At the age of eighty two, one of our most esteemed poets took her leave, in Santa Cruz, on March 27, 2012. Many of us will remember reading the poems of Adrienne Rich in our salad days and there are those who may recall being inspired to write poetry after reading her work. People who are really good at something make it look easy.
Critics will say that great, strong and vivid writing will jump off the page. Unlike so many wonderful poets who toil in obscurity, Ms. Rich was recognized early. A daughter of a renowned pathologist and concert pianist, she was raised as a future progeny. While poetry may not have been the desired aim of her parents, she found a clear and solid voice at Radcliffe College and went on to receive a Guggenheim Fellowship to Oxford.

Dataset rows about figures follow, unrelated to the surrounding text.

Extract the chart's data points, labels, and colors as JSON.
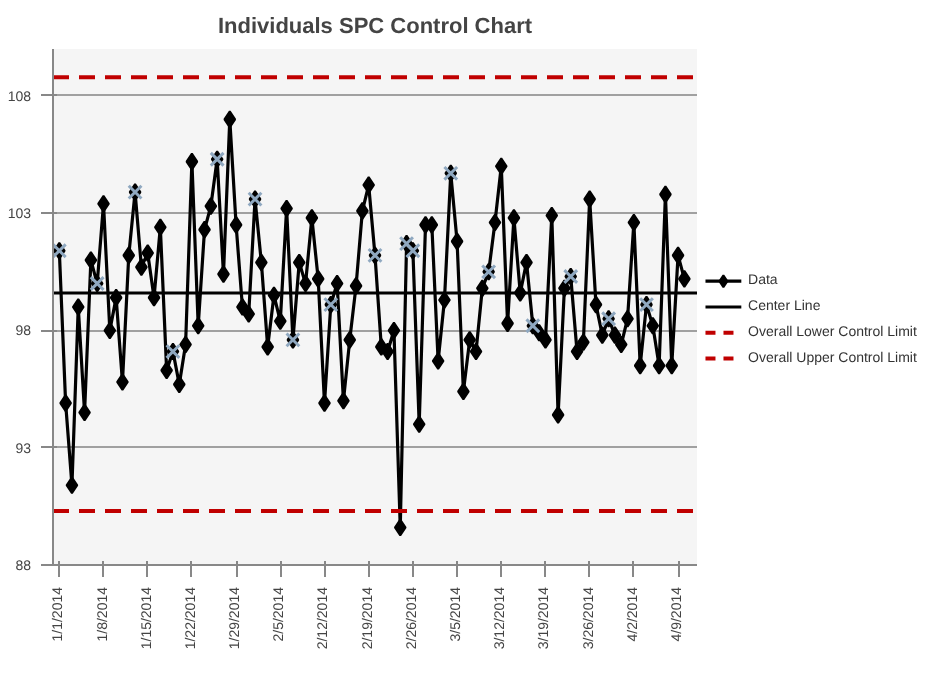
{
  "chart_data": {
    "type": "line",
    "title": "Individuals SPC Control Chart",
    "x": [
      "2014-01-01",
      "2014-01-02",
      "2014-01-03",
      "2014-01-04",
      "2014-01-05",
      "2014-01-06",
      "2014-01-07",
      "2014-01-08",
      "2014-01-09",
      "2014-01-10",
      "2014-01-11",
      "2014-01-12",
      "2014-01-13",
      "2014-01-14",
      "2014-01-15",
      "2014-01-16",
      "2014-01-17",
      "2014-01-18",
      "2014-01-19",
      "2014-01-20",
      "2014-01-21",
      "2014-01-22",
      "2014-01-23",
      "2014-01-24",
      "2014-01-25",
      "2014-01-26",
      "2014-01-27",
      "2014-01-28",
      "2014-01-29",
      "2014-01-30",
      "2014-01-31",
      "2014-02-01",
      "2014-02-02",
      "2014-02-03",
      "2014-02-04",
      "2014-02-05",
      "2014-02-06",
      "2014-02-07",
      "2014-02-08",
      "2014-02-09",
      "2014-02-10",
      "2014-02-11",
      "2014-02-12",
      "2014-02-13",
      "2014-02-14",
      "2014-02-15",
      "2014-02-16",
      "2014-02-17",
      "2014-02-18",
      "2014-02-19",
      "2014-02-20",
      "2014-02-21",
      "2014-02-22",
      "2014-02-23",
      "2014-02-24",
      "2014-02-25",
      "2014-02-26",
      "2014-02-27",
      "2014-02-28",
      "2014-03-01",
      "2014-03-02",
      "2014-03-03",
      "2014-03-04",
      "2014-03-05",
      "2014-03-06",
      "2014-03-07",
      "2014-03-08",
      "2014-03-09",
      "2014-03-10",
      "2014-03-11",
      "2014-03-12",
      "2014-03-13",
      "2014-03-14",
      "2014-03-15",
      "2014-03-16",
      "2014-03-17",
      "2014-03-18",
      "2014-03-19",
      "2014-03-20",
      "2014-03-21",
      "2014-03-22",
      "2014-03-23",
      "2014-03-24",
      "2014-03-25",
      "2014-03-26",
      "2014-03-27",
      "2014-03-28",
      "2014-03-29",
      "2014-03-30",
      "2014-03-31",
      "2014-04-01",
      "2014-04-02",
      "2014-04-03",
      "2014-04-04",
      "2014-04-05",
      "2014-04-06",
      "2014-04-07",
      "2014-04-08",
      "2014-04-09",
      "2014-04-10"
    ],
    "series": [
      {
        "name": "Data",
        "color": "#000000",
        "marker": "diamond",
        "values": [
          101.4,
          94.9,
          91.4,
          99.0,
          94.5,
          101.0,
          100.0,
          103.4,
          98.0,
          99.4,
          95.8,
          101.2,
          103.9,
          100.7,
          101.3,
          99.4,
          102.4,
          96.3,
          97.1,
          95.7,
          97.4,
          105.2,
          98.2,
          102.3,
          103.3,
          105.3,
          100.4,
          107.0,
          102.5,
          99.0,
          98.7,
          103.6,
          100.9,
          97.3,
          99.5,
          98.4,
          103.2,
          97.6,
          100.9,
          100.0,
          102.8,
          100.2,
          94.9,
          99.1,
          100.0,
          95.0,
          97.6,
          99.9,
          103.1,
          104.2,
          101.2,
          97.3,
          97.1,
          98.0,
          89.6,
          101.7,
          101.4,
          94.0,
          102.5,
          102.5,
          96.7,
          99.3,
          104.7,
          101.8,
          95.4,
          97.6,
          97.1,
          99.8,
          100.5,
          102.6,
          105.0,
          98.3,
          102.8,
          99.6,
          100.9,
          98.2,
          97.9,
          97.6,
          102.9,
          94.4,
          99.8,
          100.3,
          97.1,
          97.5,
          103.6,
          99.1,
          97.8,
          98.5,
          97.8,
          97.4,
          98.5,
          102.6,
          96.5,
          99.1,
          98.2,
          96.5,
          103.8,
          96.5,
          101.2,
          100.2
        ]
      },
      {
        "type": "scatter",
        "color": "#8fa8c0",
        "marker": "cross",
        "x": [
          "2014-01-01",
          "2014-01-07",
          "2014-01-13",
          "2014-01-19",
          "2014-01-26",
          "2014-02-01",
          "2014-02-07",
          "2014-02-13",
          "2014-02-20",
          "2014-02-25",
          "2014-02-26",
          "2014-03-04",
          "2014-03-10",
          "2014-03-17",
          "2014-03-23",
          "2014-03-29",
          "2014-04-04"
        ],
        "values": [
          101.4,
          100.0,
          103.9,
          97.1,
          105.3,
          103.6,
          97.6,
          99.1,
          101.2,
          101.7,
          101.4,
          104.7,
          100.5,
          98.2,
          100.3,
          98.5,
          99.1
        ]
      }
    ],
    "ref_lines": [
      {
        "axis": "y",
        "value": 99.6,
        "label": "Center Line",
        "color": "#000000",
        "line_style": "solid"
      },
      {
        "axis": "y",
        "value": 90.3,
        "label": "Overall Lower Control Limit",
        "color": "#c00000",
        "line_style": "dashed"
      },
      {
        "axis": "y",
        "value": 108.8,
        "label": "Overall Upper Control Limit",
        "color": "#c00000",
        "line_style": "dashed"
      }
    ],
    "xlim": [
      "2013-12-31",
      "2014-04-12"
    ],
    "xticks": [
      {
        "value": "2014-01-01",
        "label": "1/1/2014"
      },
      {
        "value": "2014-01-08",
        "label": "1/8/2014"
      },
      {
        "value": "2014-01-15",
        "label": "1/15/2014"
      },
      {
        "value": "2014-01-22",
        "label": "1/22/2014"
      },
      {
        "value": "2014-01-29",
        "label": "1/29/2014"
      },
      {
        "value": "2014-02-05",
        "label": "2/5/2014"
      },
      {
        "value": "2014-02-12",
        "label": "2/12/2014"
      },
      {
        "value": "2014-02-19",
        "label": "2/19/2014"
      },
      {
        "value": "2014-02-26",
        "label": "2/26/2014"
      },
      {
        "value": "2014-03-05",
        "label": "3/5/2014"
      },
      {
        "value": "2014-03-12",
        "label": "3/12/2014"
      },
      {
        "value": "2014-03-19",
        "label": "3/19/2014"
      },
      {
        "value": "2014-03-26",
        "label": "3/26/2014"
      },
      {
        "value": "2014-04-02",
        "label": "4/2/2014"
      },
      {
        "value": "2014-04-09",
        "label": "4/9/2014"
      }
    ],
    "ylim": [
      88,
      110
    ],
    "yticks": [
      88,
      93,
      98,
      103,
      108
    ],
    "grid": "y",
    "legend": "right",
    "line_style": "solid"
  }
}
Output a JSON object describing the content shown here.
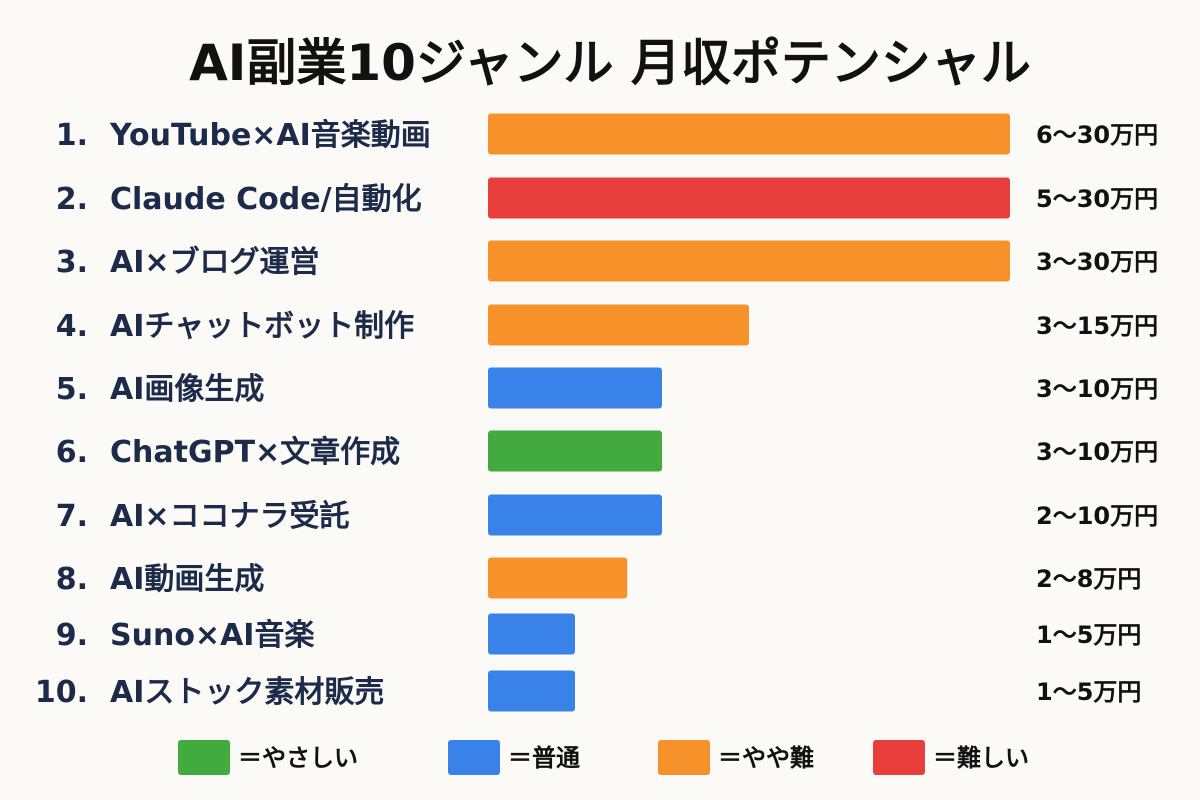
{
  "chart_data": {
    "type": "bar",
    "orientation": "horizontal",
    "title": "AI副業10ジャンル 月収ポテンシャル",
    "categories": [
      "YouTube×AI音楽動画",
      "Claude Code/自動化",
      "AI×ブログ運営",
      "AIチャットボット制作",
      "AI画像生成",
      "ChatGPT×文章作成",
      "AI×ココナラ受託",
      "AI動画生成",
      "Suno×AI音楽",
      "AIストック素材販売"
    ],
    "ranks": [
      "1.",
      "2.",
      "3.",
      "4.",
      "5.",
      "6.",
      "7.",
      "8.",
      "9.",
      "10."
    ],
    "values": [
      30,
      30,
      30,
      15,
      10,
      10,
      10,
      8,
      5,
      5
    ],
    "value_labels": [
      "6～30万円",
      "5～30万円",
      "3～30万円",
      "3～15万円",
      "3～10万円",
      "3～10万円",
      "2～10万円",
      "2～8万円",
      "1～5万円",
      "1～5万円"
    ],
    "difficulty": [
      "orange",
      "red",
      "orange",
      "orange",
      "blue",
      "green",
      "blue",
      "orange",
      "blue",
      "blue"
    ],
    "xlim": [
      0,
      30
    ],
    "grid": false,
    "legend_position": "bottom",
    "legend": [
      {
        "key": "green",
        "label": "＝やさしい",
        "color": "#43aa3f"
      },
      {
        "key": "blue",
        "label": "＝普通",
        "color": "#3882ea"
      },
      {
        "key": "orange",
        "label": "＝やや難",
        "color": "#f7912a"
      },
      {
        "key": "red",
        "label": "＝難しい",
        "color": "#e93f3c"
      }
    ]
  }
}
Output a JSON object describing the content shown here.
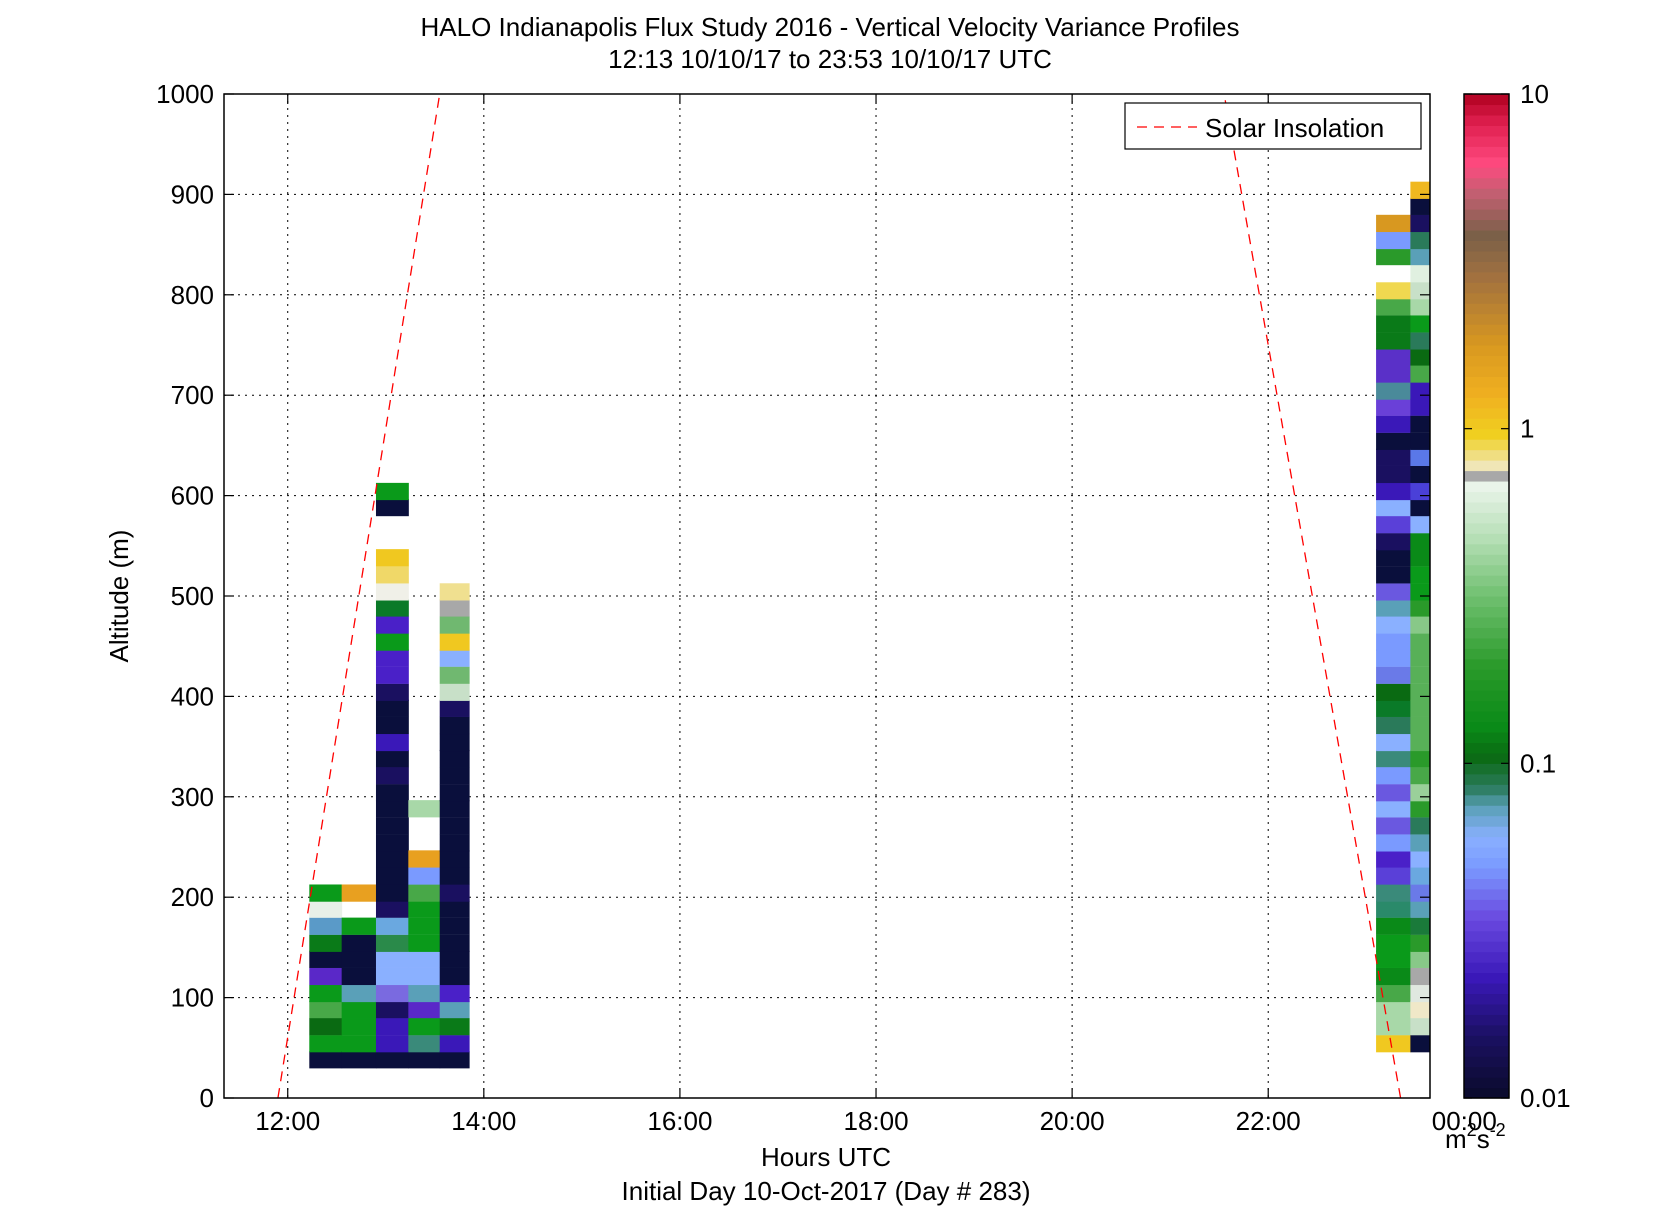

While her political leanings and feminist causes are well documented, I believe she will be remembered for her poetry above all. Here is an excerpt from What Times are These:
“There's a place between two stands of trees where the grass grows uphill
and the old revolutionary road breaks off into the shadows,
near a meeting-house abandoned by the persecuted
who disappeared into those shadows.
I've walked there picking mushrooms
at the edge of dread, but don't be fooled
this isn't a Russian poem this is not somewhere else but here
our country moving closer to its own truth and dread
its own ways of making people disappear.”